A mostra Um Só Pecado, realizada pelo CineSesc, sacia a curiosidade dos cinéfilos exibindo as solitárias incursões cinematográficas de nomes como Jô Soares, Caetano Veloso e Antunes Filho

A idéia nasceu de um filme do diretor francês François Truffaut. Na verdade, do título do filme, Um Só Pecado. A imagem poética que o nome sugere perseguiu por meses a equipe do CineSesc, e um novo evento passou a tomar forma. "Eu sempre pensei em cineastas que tivessem feito um único filme", explica Luiz Alberto Zakir, gerente do CineSesc. "Além disso, sempre tive uma curiosidade muito grande sobre alguns desses filmes. Alguns deles foram pouco exibidos em suas épocas por não se enquadrarem numa temática ou numa escola."

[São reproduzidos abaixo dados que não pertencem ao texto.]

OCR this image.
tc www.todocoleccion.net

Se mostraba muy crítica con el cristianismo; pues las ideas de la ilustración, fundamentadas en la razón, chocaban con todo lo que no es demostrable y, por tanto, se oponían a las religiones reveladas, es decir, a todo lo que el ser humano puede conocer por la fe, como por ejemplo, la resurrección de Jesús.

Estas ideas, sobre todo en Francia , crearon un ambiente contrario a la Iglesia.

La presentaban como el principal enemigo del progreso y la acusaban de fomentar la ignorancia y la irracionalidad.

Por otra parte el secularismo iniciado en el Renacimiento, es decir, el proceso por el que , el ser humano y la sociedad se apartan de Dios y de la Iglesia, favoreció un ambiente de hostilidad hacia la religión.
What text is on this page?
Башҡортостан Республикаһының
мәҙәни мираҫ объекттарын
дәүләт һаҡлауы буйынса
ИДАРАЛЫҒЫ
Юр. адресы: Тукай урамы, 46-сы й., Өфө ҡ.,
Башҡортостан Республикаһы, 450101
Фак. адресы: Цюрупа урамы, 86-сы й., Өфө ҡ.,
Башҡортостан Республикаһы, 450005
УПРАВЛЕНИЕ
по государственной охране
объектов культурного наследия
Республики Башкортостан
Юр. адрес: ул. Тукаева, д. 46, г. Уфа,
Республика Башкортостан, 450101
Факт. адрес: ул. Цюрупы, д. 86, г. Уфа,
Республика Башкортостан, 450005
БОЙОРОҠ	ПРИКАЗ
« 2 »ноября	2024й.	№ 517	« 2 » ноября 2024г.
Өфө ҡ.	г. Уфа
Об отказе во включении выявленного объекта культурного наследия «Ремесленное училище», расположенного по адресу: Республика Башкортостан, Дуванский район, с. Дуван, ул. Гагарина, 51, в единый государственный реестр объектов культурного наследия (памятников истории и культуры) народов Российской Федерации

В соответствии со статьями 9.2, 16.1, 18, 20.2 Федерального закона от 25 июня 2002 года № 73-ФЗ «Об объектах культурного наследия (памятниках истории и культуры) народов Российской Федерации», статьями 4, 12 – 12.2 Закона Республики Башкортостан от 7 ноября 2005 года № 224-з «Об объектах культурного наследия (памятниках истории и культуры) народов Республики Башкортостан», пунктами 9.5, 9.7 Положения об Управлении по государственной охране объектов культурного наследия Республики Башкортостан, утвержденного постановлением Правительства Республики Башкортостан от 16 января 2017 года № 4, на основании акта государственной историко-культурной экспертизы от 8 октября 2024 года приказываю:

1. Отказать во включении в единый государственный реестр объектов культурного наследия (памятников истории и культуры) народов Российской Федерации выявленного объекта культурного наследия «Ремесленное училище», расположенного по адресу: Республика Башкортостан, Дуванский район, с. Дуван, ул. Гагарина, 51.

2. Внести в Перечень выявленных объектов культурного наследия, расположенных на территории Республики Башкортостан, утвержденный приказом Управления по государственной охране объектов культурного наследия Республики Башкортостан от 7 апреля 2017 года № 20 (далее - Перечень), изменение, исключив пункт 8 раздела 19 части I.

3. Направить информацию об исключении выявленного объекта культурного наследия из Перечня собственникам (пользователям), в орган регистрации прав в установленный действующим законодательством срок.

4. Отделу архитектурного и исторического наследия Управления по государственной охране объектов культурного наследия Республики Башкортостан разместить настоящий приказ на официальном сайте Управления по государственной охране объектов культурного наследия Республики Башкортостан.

Pesquisando informalmente o tema entre pessoas ligadas a cinema, a esquipe dp CineSesc descobriu que muita gente conhecida hoje pelo êxito e talento em outros campos das artes tinha se aventurado - no melhor sentido do termo - a expressar-se por detrás das câmeras. Desde músicos como Jorge Mautner e Caetano Veloso até os escritores João Silvério Trevisan e Roberto Freire, passando pelos diretores de teatro José Celso Martinez Corrêa e Antunes Filho e até teóricos das artes, como Jean Claude Bernardet. Todos, por diversos motivos, levaram histórias às telas uma vez na vida, e a curiosidade de saber quais foram esses motivos - e de conferir o resultado desses trabalhos - gerou o embrião. "É interessante ver por que essas pessoas de áreas culturais diversas tiveram interesse em fazer um filme", retoma Zakir. "Além disso, é importante entender também o cenário que cercou esses trabalhos." Muitos dos filmes exibidos na mostra foram rodados entre o final da década de 1960 e o começo da de 1970. Período de ditadura militar "braba", como lembram os artistas. Época em que a liberdade de expressão inexistia, o que aguçava ainda mais o espírito transgressor dos inquietos.

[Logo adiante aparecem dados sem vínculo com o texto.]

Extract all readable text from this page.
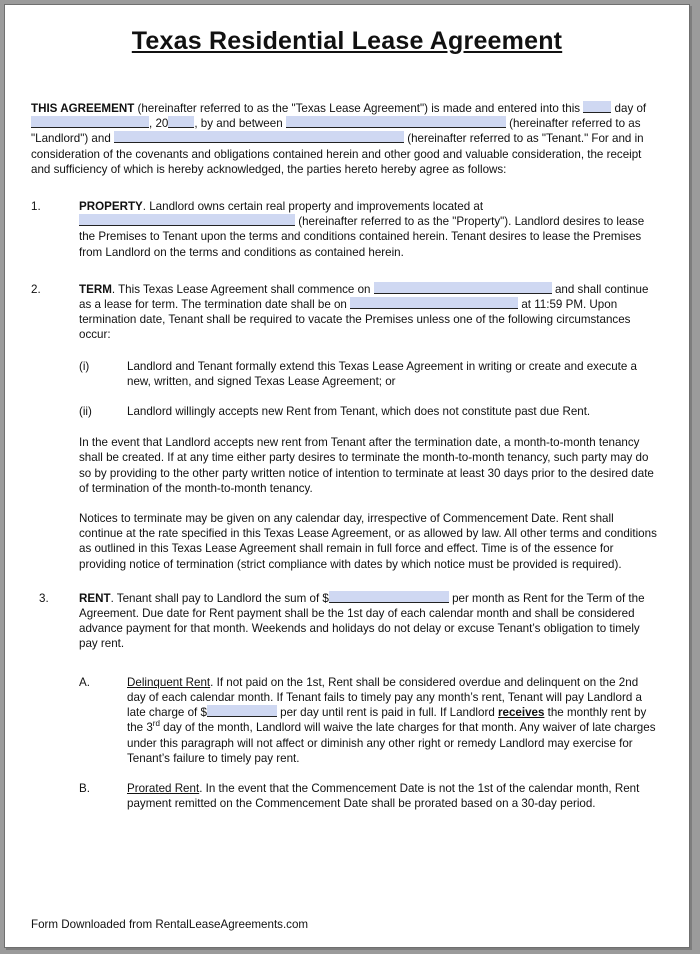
Texas Residential Lease Agreement

THIS AGREEMENT (hereinafter referred to as the "Texas Lease Agreement") is made and entered into this  day of , 20 , by and between	(hereinafter referred to as "Landlord") and	(hereinafter referred to as "Tenant." For and in consideration of the covenants and obligations contained herein and other good and valuable consideration, the receipt and sufficiency of which is hereby acknowledged, the parties hereto hereby agree as follows:

1.	PROPERTY. Landlord owns certain real property and improvements located at  (hereinafter referred to as the "Property"). Landlord desires to lease the Premises to Tenant upon the terms and conditions contained herein. Tenant desires to lease the Premises from Landlord on the terms and conditions as contained herein.

2.	TERM. This Texas Lease Agreement shall commence on	and shall continue as a lease for term. The termination date shall be on	at 11:59 PM. Upon termination date, Tenant shall be required to vacate the Premises unless one of the following circumstances occur:

(i)	Landlord and Tenant formally extend this Texas Lease Agreement in writing or create and execute a new, written, and signed Texas Lease Agreement; or
(ii)	Landlord willingly accepts new Rent from Tenant, which does not constitute past due Rent.

In the event that Landlord accepts new rent from Tenant after the termination date, a month-to-month tenancy shall be created. If at any time either party desires to terminate the month-to-month tenancy, such party may do so by providing to the other party written notice of intention to terminate at least 30 days prior to the desired date of termination of the month-to-month tenancy.

Notices to terminate may be given on any calendar day, irrespective of Commencement Date. Rent shall continue at the rate specified in this Texas Lease Agreement, or as allowed by law. All other terms and conditions as outlined in this Texas Lease Agreement shall remain in full force and effect. Time is of the essence for providing notice of termination (strict compliance with dates by which notice must be provided is required).

3.	RENT. Tenant shall pay to Landlord the sum of $	per month as Rent for the Term of the Agreement. Due date for Rent payment shall be the 1st day of each calendar month and shall be considered advance payment for that month. Weekends and holidays do not delay or excuse Tenant’s obligation to timely pay rent.

A.	Delinquent Rent. If not paid on the 1st, Rent shall be considered overdue and delinquent on the 2nd day of each calendar month. If Tenant fails to timely pay any month’s rent, Tenant will pay Landlord a late charge of $	per day until rent is paid in full. If Landlord receives the monthly rent by the 3rd day of the month, Landlord will waive the late charges for that month. Any waiver of late charges under this paragraph will not affect or diminish any other right or remedy Landlord may exercise for Tenant’s failure to timely pay rent.

B.	Prorated Rent. In the event that the Commencement Date is not the 1st of the calendar month, Rent payment remitted on the Commencement Date shall be prorated based on a 30-day period.

Form Downloaded from RentalLeaseAgreements.com
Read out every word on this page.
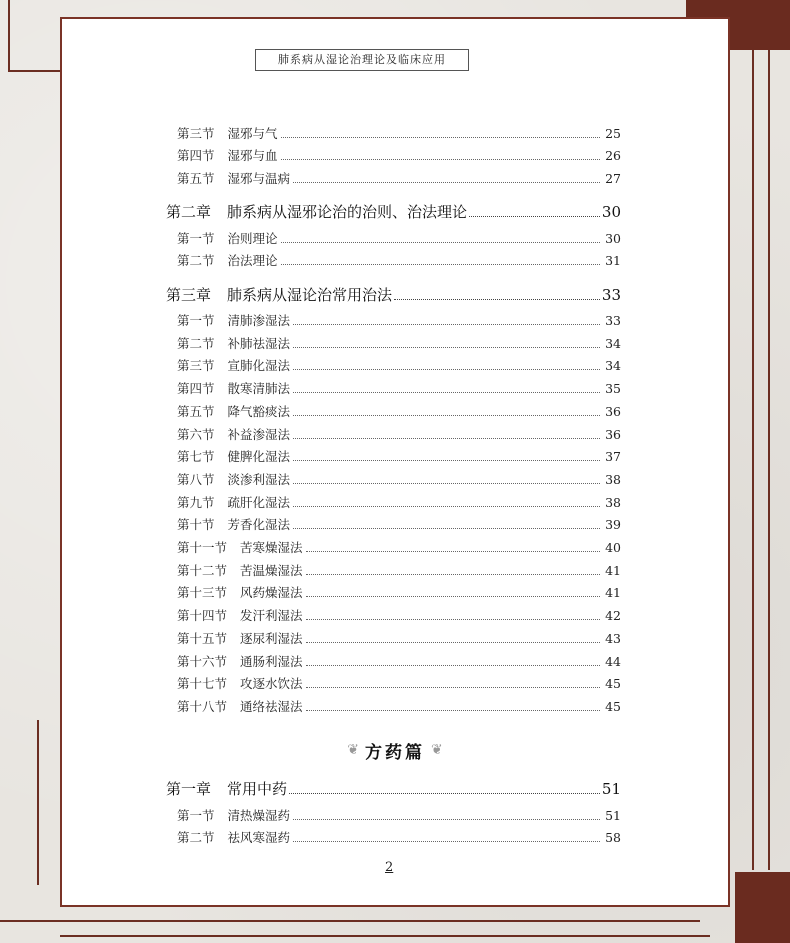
肺系病从湿论治理论及临床应用
第三节 湿邪与气	25
第四节 湿邪与血	26
第五节 湿邪与温病	27
第二章 肺系病从湿邪论治的治则、治法理论	30
第一节 治则理论	30
第二节 治法理论	31
第三章 肺系病从湿论治常用治法	33
第一节 清肺渗湿法	33
第二节 补肺祛湿法	34
第三节 宣肺化湿法	34
第四节 散寒清肺法	35
第五节 降气豁痰法	36
第六节 补益渗湿法	36
第七节 健脾化湿法	37
第八节 淡渗利湿法	38
第九节 疏肝化湿法	38
第十节 芳香化湿法	39
第十一节 苦寒燥湿法	40
第十二节 苦温燥湿法	41
第十三节 风药燥湿法	41
第十四节 发汗利湿法	42
第十五节 逐尿利湿法	43
第十六节 通肠利湿法	44
第十七节 攻逐水饮法	45
第十八节 通络祛湿法	45
第一章 常用中药	51
第一节 清热燥湿药	51
第二节 祛风寒湿药	58
❦ 方药篇 ❦
2
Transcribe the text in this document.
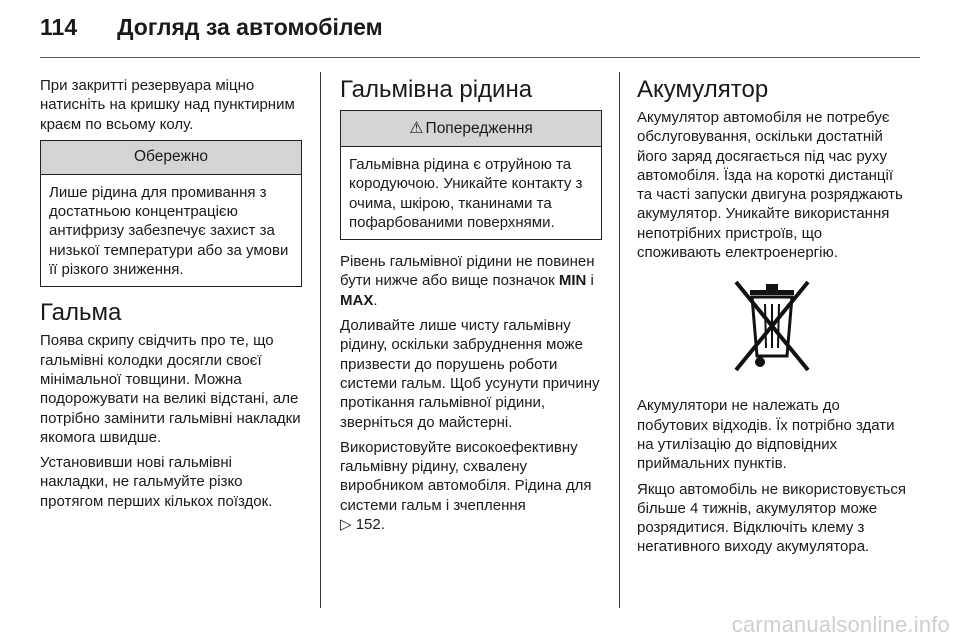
114 Догляд за автомобілем

При закритті резервуара міцно натисніть на кришку над пунктирним краєм по всьому колу.

Обережно

Лише рідина для промивання з достатньою концентрацією антифризу забезпечує захист за низької температури або за умови її різкого зниження.

Гальма

Поява скрипу свідчить про те, що гальмівні колодки досягли своєї мінімальної товщини. Можна подорожувати на великі відстані, але потрібно замінити гальмівні накладки якомога швидше.

Установивши нові гальмівні накладки, не гальмуйте різко протягом перших кількох поїздок.

Гальмівна рідина
⚠ Попередження

Гальмівна рідина є отруйною та кородуючою. Уникайте контакту з очима, шкірою, тканинами та пофарбованими поверхнями.

Рівень гальмівної рідини не повинен бути нижче або вище позначок MIN і MAX.

Доливайте лише чисту гальмівну рідину, оскільки забруднення може призвести до порушень роботи системи гальм. Щоб усунути причину протікання гальмівної рідини, зверніться до майстерні.

Використовуйте високоефективну гальмівну рідину, схвалену виробником автомобіля. Рідина для системи гальм і зчеплення
▷ 152.

Акумулятор

Акумулятор автомобіля не потребує обслуговування, оскільки достатній його заряд досягається під час руху автомобіля. Їзда на короткі дистанції та часті запуски двигуна розряджають акумулятор. Уникайте використання непотрібних пристроїв, що споживають електроенергію.

Акумулятори не належать до побутових відходів. Їх потрібно здати на утилізацію до відповідних приймальних пунктів.

Якщо автомобіль не використовується більше 4 тижнів, акумулятор може розрядитися. Відключіть клему з негативного виходу акумулятора.

carmanualsonline.info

A empresa de pesquisas A Casa da História foi contratada justamente para saber desses cineastas incidentais o que os levou a "cometer seus pecados" e como foi isso numa época em que o deus de plantão era militar. Os pesquisadores conversaram com os diretores - e amigos e parentes dos cineastas já falecidos - e o resultado está num catálogo que acompanha a mostra.

Interferências
Os motivos são diversos e um capítulo à parte nessa mostra. As entrevistas realizadas - gentilmente cedidas pelo CineSesc à Revista E - revelam histórias que por si só já dariam um filme. O escritor Roberto Freire, que filmou o seu livro Cléo e Daniel em 1987, sempre foi apaixonado pelo cinema dos italianos Federico Fellini e Luchino Visconti, mas nunca cogitara a idéia de tornar-se colega de profissão de seus admirados. Até que... "aconteceu uma coisa fantástica", lembra-se. "Meu irmão era um advogado muito importante e conhecia um banqueiro que comentou com ele que tinha lido o meu livro Cléo e Daniel, achava que daria um belo filme e estava disposto a financiá-lo. Fui conversar com ele e ele me deu o dinheiro. Quer dizer, de repente eu recebi de mão beijada uma quantia para fazer um filme quando havia muitas pessoas que lutavam desesperadamente para conseguir recursos." Porém, o desenrolar da história não continuou assim tão fluido. "O dinheiro que eu tinha recebido para fazer o filme acabou na metade das filmagens", continua contando Freire. "Provavelmente por má administração, porque eu não entendo nada de produção. Aí eu tive de improvisar as coisas, cortar roteiro etc."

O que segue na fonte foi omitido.